Goals are a good thing to have when treating this patient population. Of the five goals listed, four refer to weight maintenance or minimal weight loss for these patients. Weight loss in patients with HNC is not just loss of body fat but also potential muscle loss (somatic protein stores). It is important to make the patient aware of the potential loss of lean body mass so that they realize the importance of maintaining an adequate nutritional status from the start of the cancer journey, regardless of start weight or history of obesity. Now is not the time to consider weight loss a desired goal.
12.4.1 Pretreatment Nutrition Plan
Keeping in mind all the information that was gathered as part of the pretreatment nutrition assessment and the nutritional goals for these patients, a nutrition care plan is developed and shared with the patient. Spending the time necessary to review and explain the nutrition care plan to the patient is important for adherence and ultimately better outcomes. Use the teach-back method to assess for understanding of the main points of the care plan. Make sure written materials provided to the patient are clear and easy to read/understand and at the appropriate literacy level for the patient (e.g., within patient-facing medical information a fifth grade reading level is considered appropriate). Individualizing the nutrition care plan is important; however, there are some standard nutrition recommendations for all patients with HNC.
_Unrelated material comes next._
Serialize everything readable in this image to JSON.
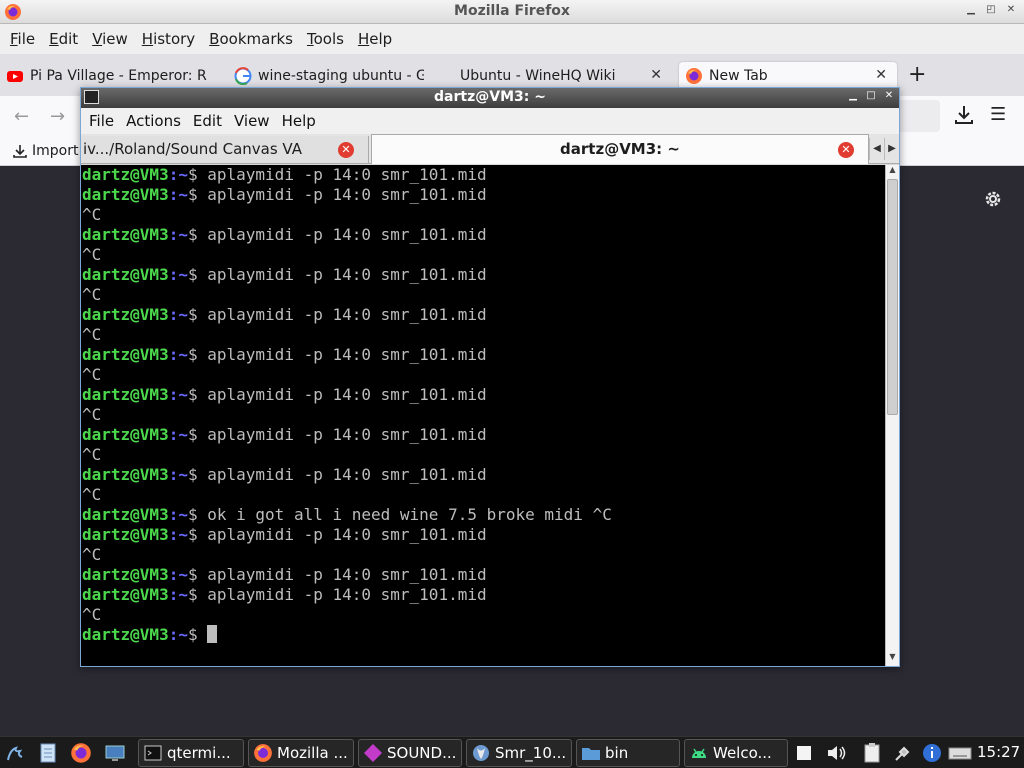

A high-calorie, high-protein diet is recommended as these patients are at a high risk of significant weight loss as a result of treatment. Additionally, patients with HNC have high protein needs for wound and tissue healing throughout treatment. A factor of 1.2 to 2.0 g of protein per kilogram of body weight per day has been suggested as a guide for protein goals in physically stressed patient populations, which is certainly true of this patient population. 12 As eating and drinking can become challenging for patients with OCC, patients need to make every bite and every sip count. Encourage the patient to begin these higher calorie/higher protein foods as soon as possible, preferably prior to treatment. Weight loss is a known complication for patients with OCC and the sooner it is addressed the better. Advise patients to eat when they feel hungry, not waiting until mealtime to eat. Other patients may not feel hungry and need to be reminded every couple of hours to eat. Most people have their best appetite in the morning, because they have not eaten all night; thus, encouragement to take in as many calories in the morning is prudent. Do not wait until later to choose high-calorie and high-protein foods. Box 12.1lists some ideas to share with patients that can help them increase calorie and protein content in the food they are already eating.
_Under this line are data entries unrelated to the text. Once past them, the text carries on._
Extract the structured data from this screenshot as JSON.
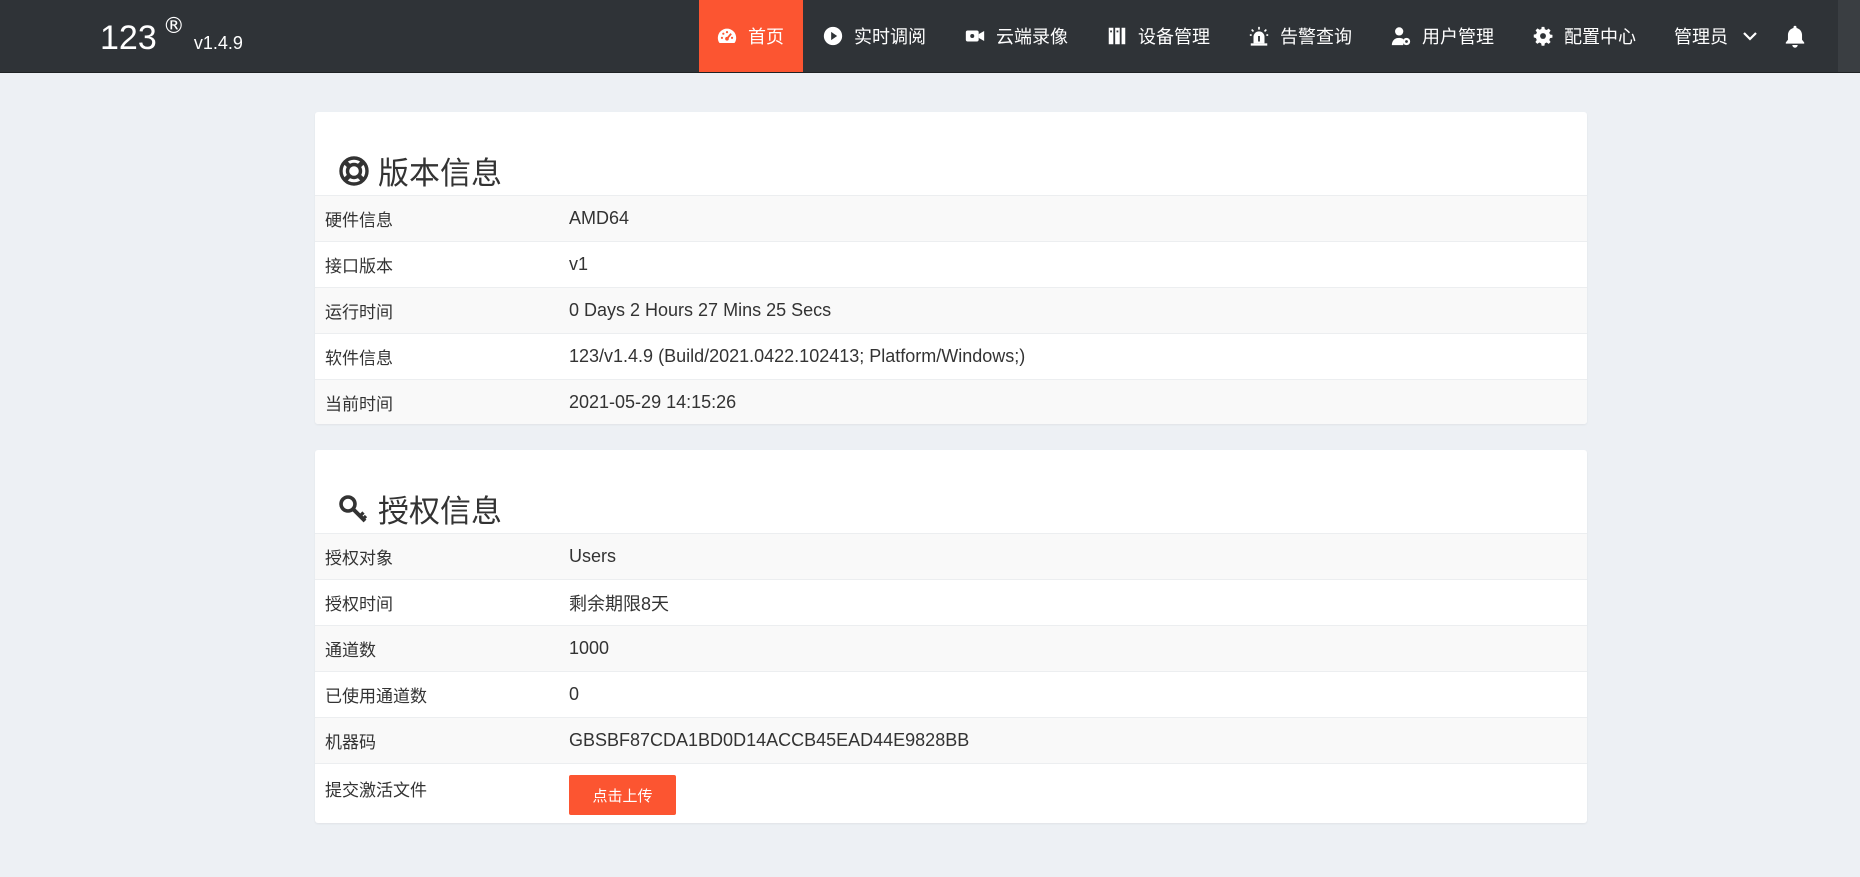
{
  "brand": {
    "name": "123",
    "registered_mark": "®",
    "version": "v1.4.9"
  },
  "colors": {
    "navbar_bg": "#2f3337",
    "accent": "#fc5531",
    "page_bg": "#edf0f4"
  },
  "nav": {
    "items": [
      {
        "label": "首页",
        "icon": "dashboard-icon",
        "active": true
      },
      {
        "label": "实时调阅",
        "icon": "play-circle-icon",
        "active": false
      },
      {
        "label": "云端录像",
        "icon": "video-camera-icon",
        "active": false
      },
      {
        "label": "设备管理",
        "icon": "columns-icon",
        "active": false
      },
      {
        "label": "告警查询",
        "icon": "alarm-icon",
        "active": false
      },
      {
        "label": "用户管理",
        "icon": "user-cog-icon",
        "active": false
      },
      {
        "label": "配置中心",
        "icon": "gear-icon",
        "active": false
      }
    ],
    "user_label": "管理员",
    "user_icon": "chevron-down-icon",
    "bell_icon": "bell-icon"
  },
  "version_info": {
    "title": "版本信息",
    "icon": "lifebuoy-icon",
    "rows": [
      {
        "label": "硬件信息",
        "value": "AMD64"
      },
      {
        "label": "接口版本",
        "value": "v1"
      },
      {
        "label": "运行时间",
        "value": "0 Days 2 Hours 27 Mins 25 Secs"
      },
      {
        "label": "软件信息",
        "value": "123/v1.4.9 (Build/2021.0422.102413; Platform/Windows;)"
      },
      {
        "label": "当前时间",
        "value": "2021-05-29 14:15:26"
      }
    ]
  },
  "license_info": {
    "title": "授权信息",
    "icon": "key-icon",
    "rows": [
      {
        "label": "授权对象",
        "value": "Users"
      },
      {
        "label": "授权时间",
        "value": "剩余期限8天"
      },
      {
        "label": "通道数",
        "value": "1000"
      },
      {
        "label": "已使用通道数",
        "value": "0"
      },
      {
        "label": "机器码",
        "value": "GBSBF87CDA1BD0D14ACCB45EAD44E9828BB"
      }
    ],
    "upload_label": "提交激活文件",
    "upload_button": "点击上传"
  }
}
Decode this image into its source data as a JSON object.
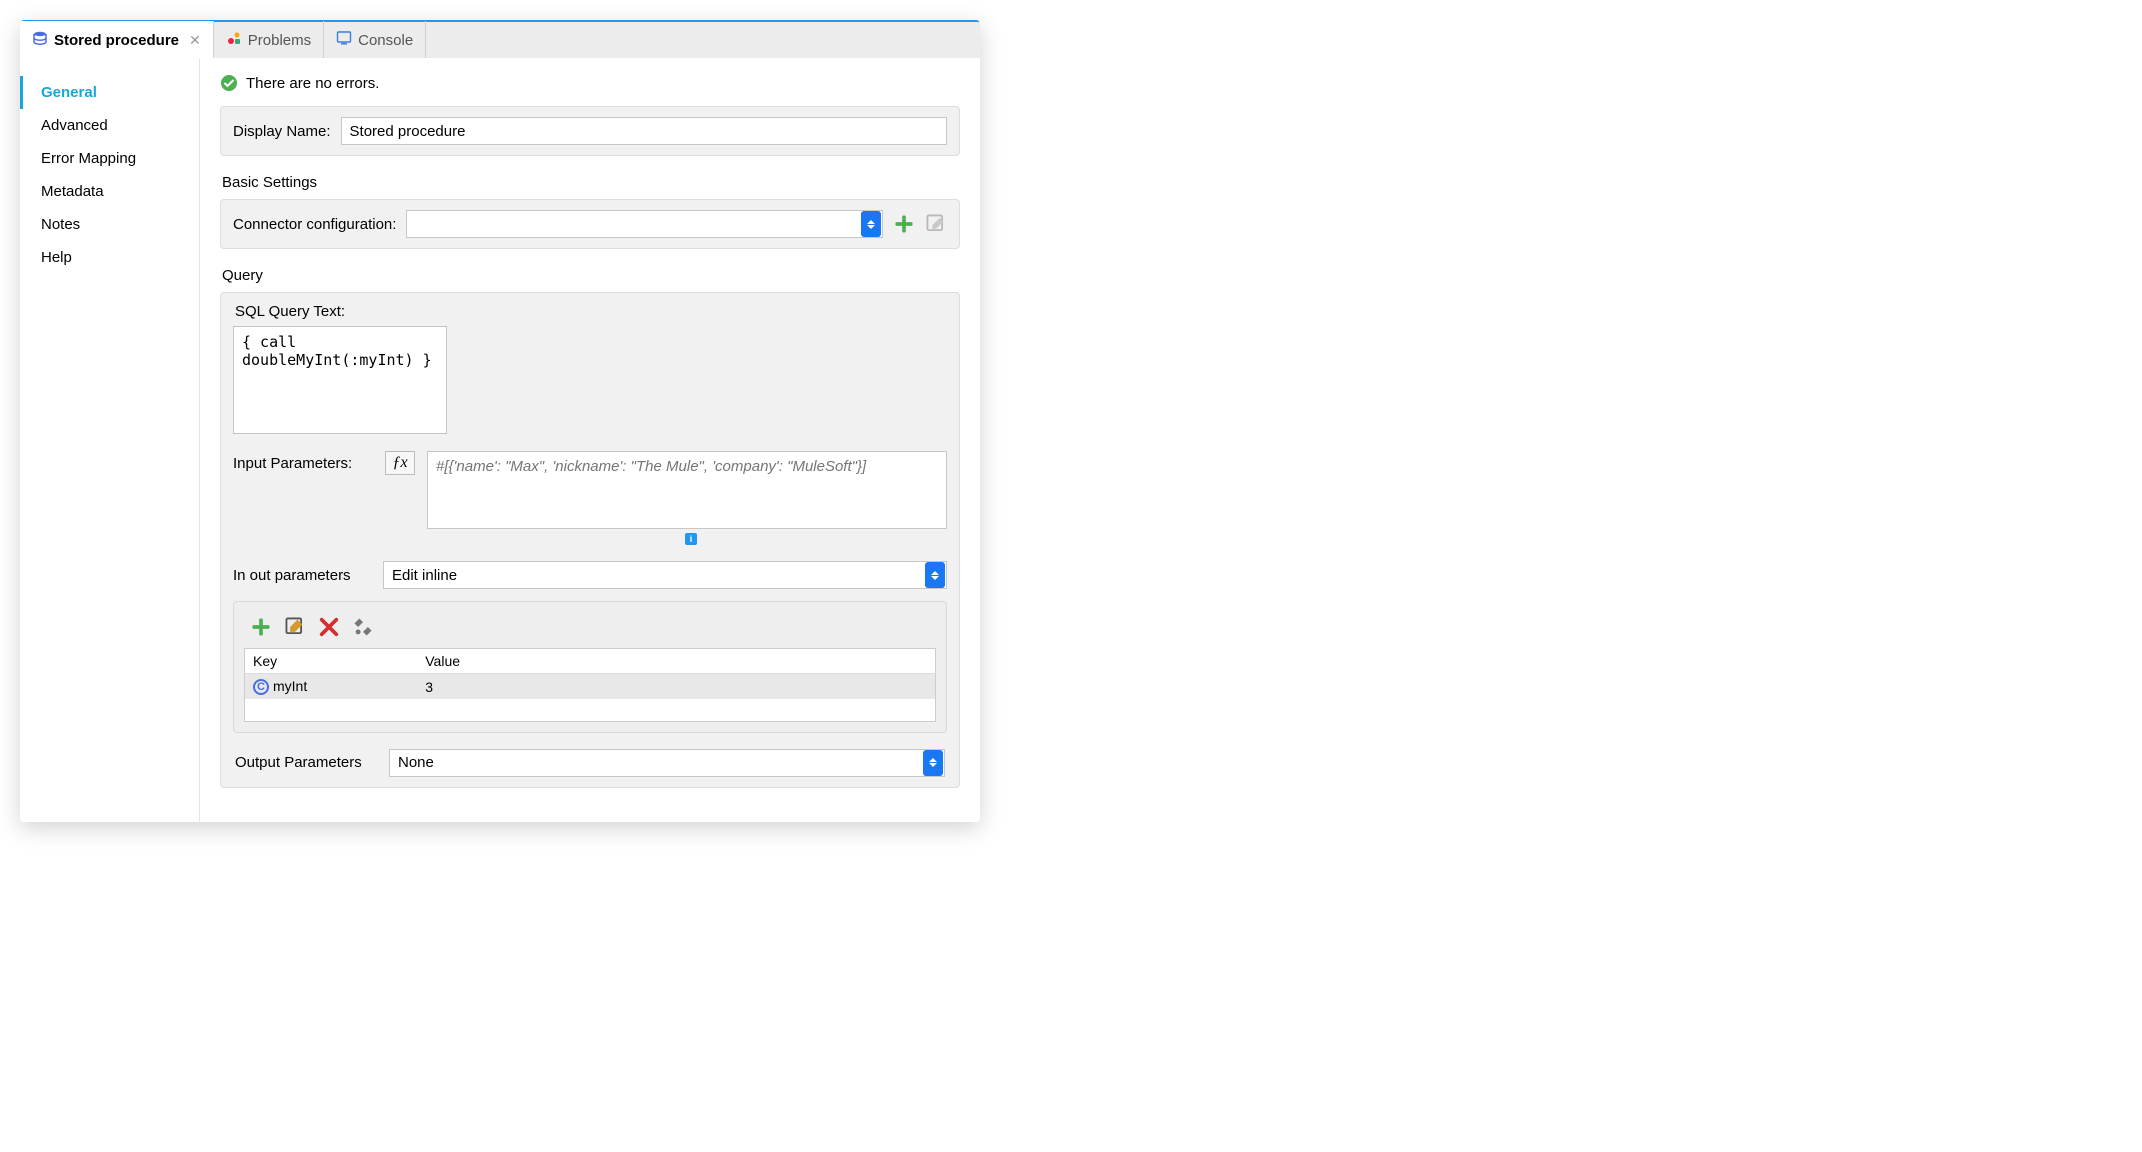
{
  "tabs": [
    {
      "label": "Stored procedure",
      "active": true,
      "closable": true
    },
    {
      "label": "Problems",
      "active": false,
      "closable": false
    },
    {
      "label": "Console",
      "active": false,
      "closable": false
    }
  ],
  "sidebar": {
    "items": [
      {
        "label": "General",
        "active": true
      },
      {
        "label": "Advanced",
        "active": false
      },
      {
        "label": "Error Mapping",
        "active": false
      },
      {
        "label": "Metadata",
        "active": false
      },
      {
        "label": "Notes",
        "active": false
      },
      {
        "label": "Help",
        "active": false
      }
    ]
  },
  "status": {
    "message": "There are no errors."
  },
  "displayName": {
    "label": "Display Name:",
    "value": "Stored procedure"
  },
  "basicSettings": {
    "title": "Basic Settings",
    "connectorConfig": {
      "label": "Connector configuration:",
      "value": ""
    }
  },
  "query": {
    "title": "Query",
    "sqlLabel": "SQL Query Text:",
    "sqlValue": "{ call doubleMyInt(:myInt) }",
    "inputParamsLabel": "Input Parameters:",
    "inputParamsPlaceholder": "#[{'name': \"Max\", 'nickname': \"The Mule\", 'company': \"MuleSoft\"}]",
    "inOutLabel": "In out parameters",
    "inOutValue": "Edit inline",
    "table": {
      "headers": [
        "Key",
        "Value"
      ],
      "rows": [
        {
          "key": "myInt",
          "value": "3"
        }
      ]
    },
    "outputLabel": "Output Parameters",
    "outputValue": "None"
  }
}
Box 12.1 Ways to add calories and protein to foods
Rather than serving broth, puree vegetable soup or bean soup as part of the liquid.
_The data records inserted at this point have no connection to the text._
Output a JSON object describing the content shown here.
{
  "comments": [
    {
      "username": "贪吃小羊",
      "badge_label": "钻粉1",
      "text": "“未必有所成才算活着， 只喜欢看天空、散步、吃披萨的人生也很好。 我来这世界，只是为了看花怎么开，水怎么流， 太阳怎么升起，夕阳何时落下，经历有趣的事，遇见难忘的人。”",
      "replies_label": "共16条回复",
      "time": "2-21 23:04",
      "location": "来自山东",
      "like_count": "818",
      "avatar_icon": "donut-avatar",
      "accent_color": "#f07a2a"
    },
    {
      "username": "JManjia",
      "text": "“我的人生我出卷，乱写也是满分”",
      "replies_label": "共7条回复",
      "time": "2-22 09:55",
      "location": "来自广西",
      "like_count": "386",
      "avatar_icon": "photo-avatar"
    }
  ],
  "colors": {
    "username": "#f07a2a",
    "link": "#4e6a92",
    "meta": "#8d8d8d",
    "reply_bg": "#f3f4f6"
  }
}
Serve gravies or sauces made with pureed beans or blended soft/silken tofu over potatoes.
Add butter or sour cream to mashed potatoes.
Add powdered milk to liquid full fat milk. Ratio of 1 cup liquid milk to 1/3 cup powdered milk. Use this fortified milk wherever milk is required.
Make ice cubes from milk or fruit nectar. Use these high-calorie ice cubes in smoothies or to keep drinks cold. As they melt, they will add calories and not water down the beverage.
Choose creamy soups rather than broth-based soups.
Have puddings and custards rather than gelatin desserts.
Add sauces, gravies, or extra vegetable oil/butter to meals.
Drink apricot or peach fruit nectars. They are less acidic than others.
Drink fruit shakes or fruit smoothies made with yogurt or ice cream.
Use a liquid nutritional supplement instead of milk to make a nutritious, high-calorie milkshake.
Add sour cream, half and half, heavy cream, or whole milk to foods like mashed potatoes, sauces, gravies, cereals, soups, and casseroles. Consider adding mayonnaise to eggs, chicken, tuna, pasta, or potatoes to make a smooth, moist salad.
Add avocado to dishes or smoothies.
Add nut butters such as peanut butter to shakes and smoothies.